<center>🌐 Web Data Collection Workshop</center>
<center>Scraping Static and Dynamic Sites with BeautifulSoup and Selenium</center>

### 📚 In this workshop you will learn:
**Static Websites**: Data extraction with `BeautifulSoup` and `requests`  
**Dynamic Websites**: Data extraction with `Selenium`  
**APIs**: Retrieving and sending data  
**Authentication**: Accessing protected pages  

        
### 🔗 Resources:
[BeautifulSoup Documentation](https://beautiful-soup-4.readthedocs.io/en/latest/)
[Selenium Documentation](https://selenium-python.readthedocs.io/)

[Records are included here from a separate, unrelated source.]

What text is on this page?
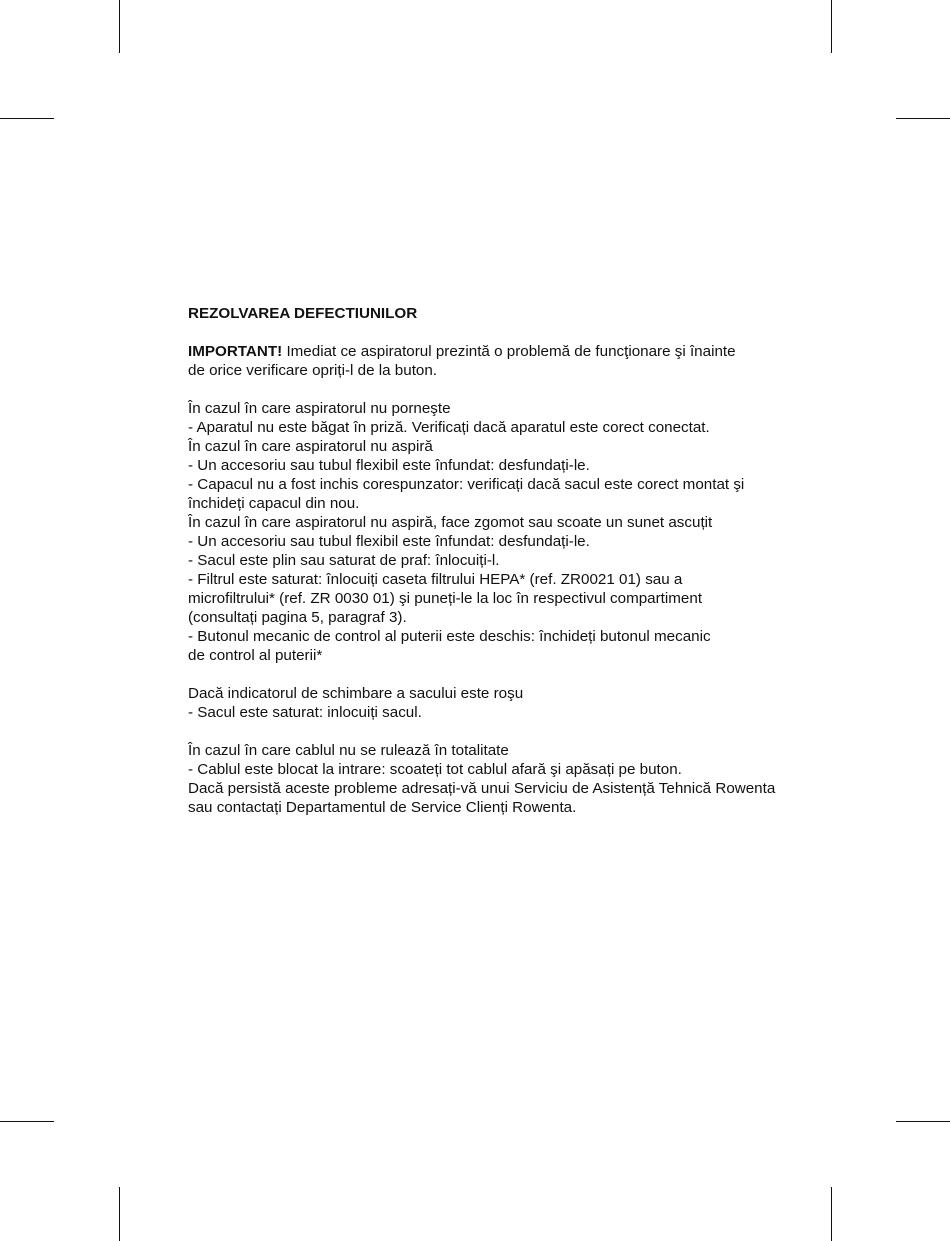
REZOLVAREA DEFECTIUNILOR
IMPORTANT! Imediat ce aspiratorul prezintă o problemă de funcţionare şi înainte de orice verificare opriți-l de la buton.
În cazul în care aspiratorul nu porneşte
- Aparatul nu este băgat în priză. Verificați dacă aparatul este corect conectat.
În cazul în care aspiratorul nu aspiră
- Un accesoriu sau tubul flexibil este înfundat: desfundați-le.
- Capacul nu a fost inchis corespunzator: verificați dacă sacul este corect montat şi închideți capacul din nou.
În cazul în care aspiratorul nu aspiră, face zgomot sau scoate un sunet ascuțit
- Un accesoriu sau tubul flexibil este înfundat: desfundați-le.
- Sacul este plin sau saturat de praf: înlocuiți-l.
- Filtrul este saturat: înlocuiți caseta filtrului HEPA* (ref. ZR0021 01) sau a microfiltrului* (ref. ZR 0030 01) şi puneți-le la loc în respectivul compartiment (consultați pagina 5, paragraf 3).
- Butonul mecanic de control al puterii este deschis: închideți butonul mecanic de control al puterii*
Dacă indicatorul de schimbare a sacului este roşu
- Sacul este saturat: inlocuiți sacul.
În cazul în care cablul nu se rulează în totalitate
- Cablul este blocat la intrare: scoateți tot cablul afară şi apăsați pe buton.
Dacă persistă aceste probleme adresați-vă unui Serviciu de Asistență Tehnică Rowenta sau contactați Departamentul de Service Clienți Rowenta.
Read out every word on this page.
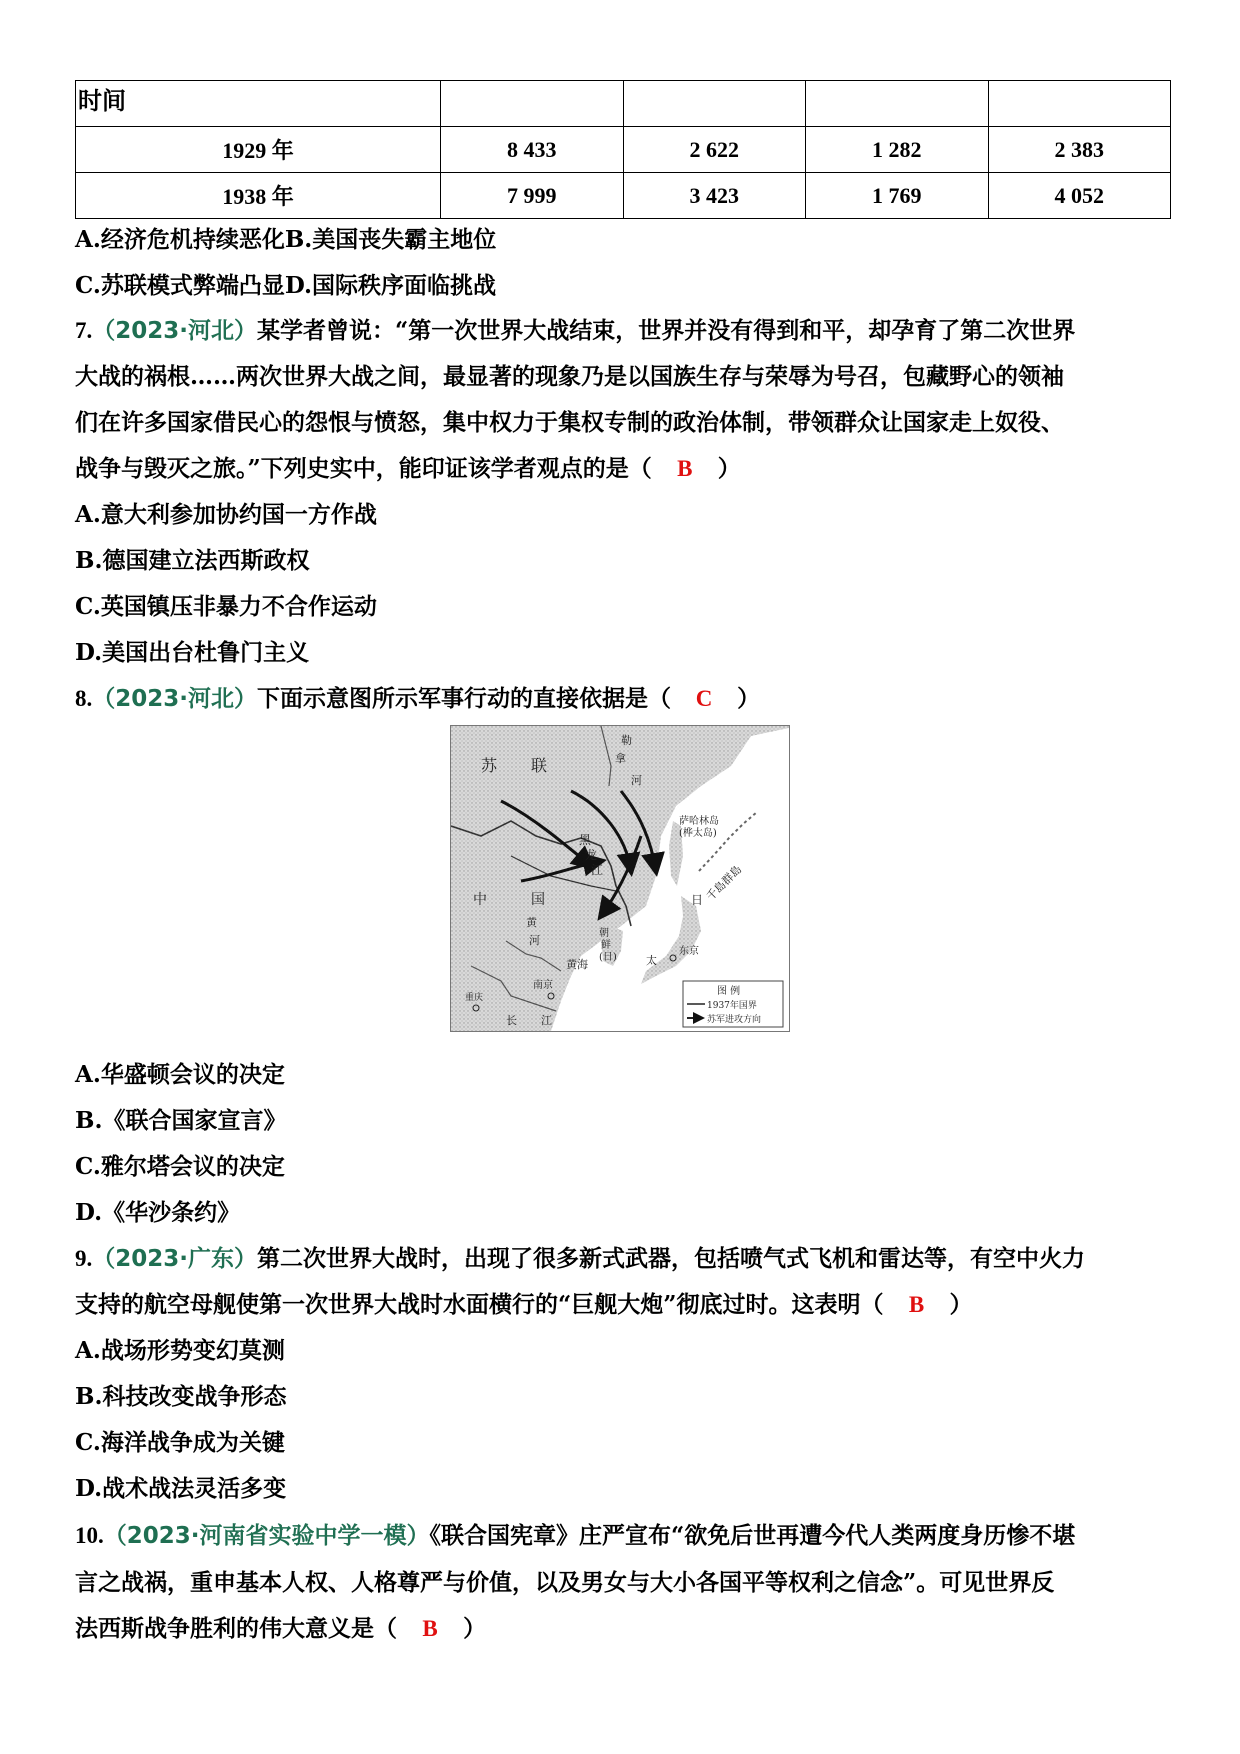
时间				
1929 年	8 433	2 622	1 282	2 383
1938 年	7 999	3 423	1 769	4 052
A.经济危机持续恶化B.美国丧失霸主地位
C.苏联模式弊端凸显D.国际秩序面临挑战
7.（2023·河北）某学者曾说：“第一次世界大战结束，世界并没有得到和平，却孕育了第二次世界
大战的祸根……两次世界大战之间，最显著的现象乃是以国族生存与荣辱为号召，包藏野心的领袖
们在许多国家借民心的怨恨与愤怒，集中权力于集权专制的政治体制，带领群众让国家走上奴役、
战争与毁灭之旅。”下列史实中，能印证该学者观点的是（ B ）
A.意大利参加协约国一方作战
B.德国建立法西斯政权
C.英国镇压非暴力不合作运动
D.美国出台杜鲁门主义
8.（2023·河北）下面示意图所示军事行动的直接依据是（ C ）
苏 联
中	国
黑
龙
江
勒
拿
河
萨哈林岛
(桦太岛)
千島群島
日
黄
河
朝
鲜
(日)
黄海	太
东京
重庆
南京
长 江
图 例
1937年国界
苏军进攻方向
A.华盛顿会议的决定
B.《联合国家宣言》
C.雅尔塔会议的决定
D.《华沙条约》
9.（2023·广东）第二次世界大战时，出现了很多新式武器，包括喷气式飞机和雷达等，有空中火力
支持的航空母舰使第一次世界大战时水面横行的“巨舰大炮”彻底过时。这表明（ B ）
A.战场形势变幻莫测
B.科技改变战争形态
C.海洋战争成为关键
D.战术战法灵活多变
10.（2023·河南省实验中学一模）《联合国宪章》庄严宣布“欲免后世再遭今代人类两度身历惨不堪
言之战祸，重申基本人权、人格尊严与价值，以及男女与大小各国平等权利之信念”。可见世界反
法西斯战争胜利的伟大意义是（ B ）
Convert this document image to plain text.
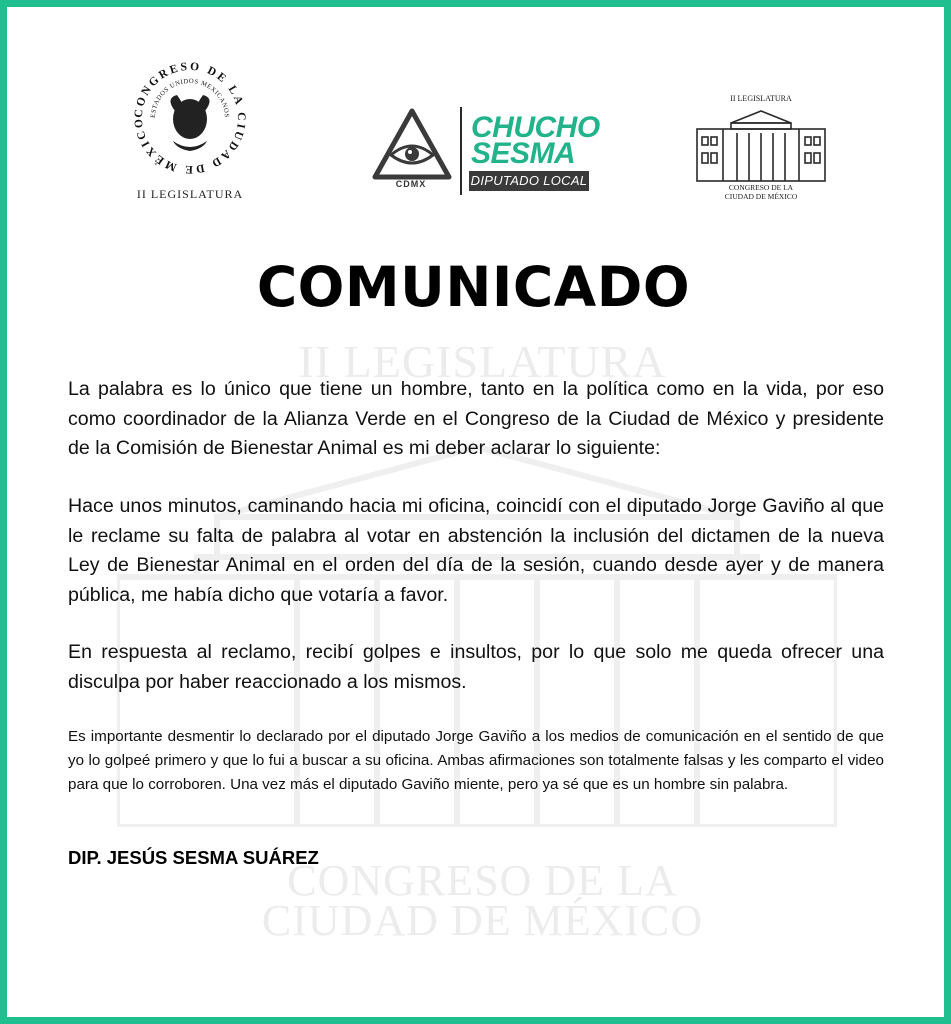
II LEGISLATURA
CONGRESO DE LA
CIUDAD DE MÉXICO
CONGRESO DE LA CIUDAD DE MÉXICO
ESTADOS UNIDOS MEXICANOS
II LEGISLATURA
CDMX
CHUCHO
SESMA
DIPUTADO LOCAL
II LEGISLATURA
CONGRESO DE LA
CIUDAD DE MÉXICO
COMUNICADO

La palabra es lo único que tiene un hombre, tanto en la política como en la vida, por eso como coordinador de la Alianza Verde en el Congreso de la Ciudad de México y presidente de la Comisión de Bienestar Animal es mi deber aclarar lo siguiente:

Hace unos minutos, caminando hacia mi oficina, coincidí con el diputado Jorge Gaviño al que le reclame su falta de palabra al votar en abstención la inclusión del dictamen de la nueva Ley de Bienestar Animal en el orden del día de la sesión, cuando desde ayer y de manera pública, me había dicho que votaría a favor.

En respuesta al reclamo, recibí golpes e insultos, por lo que solo me queda ofrecer una disculpa por haber reaccionado a los mismos.

Es importante desmentir lo declarado por el diputado Jorge Gaviño a los medios de comunicación en el sentido de que yo lo golpeé primero y que lo fui a buscar a su oficina. Ambas afirmaciones son totalmente falsas y les comparto el video para que lo corroboren. Una vez más el diputado Gaviño miente, pero ya sé que es un hombre sin palabra.

DIP. JESÚS SESMA SUÁREZ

## 📦 Installing Required Libraries

In [1]:
# Install required libraries\n",
!pip install requests beautifulsoup4 tqdm selenium



# 🔍 Part 1: Extracting Data from Static Websites with BeautifulSoup

## Sending HTTP Requests with requests

In [2]:
import requests

# Define the website URL
URL = "https://www.varzesh3.com/"

# Send GET request",
page = requests.get(URL)
#For sites with authentication: page = requests.get(URL, auth=('user', 'pass'))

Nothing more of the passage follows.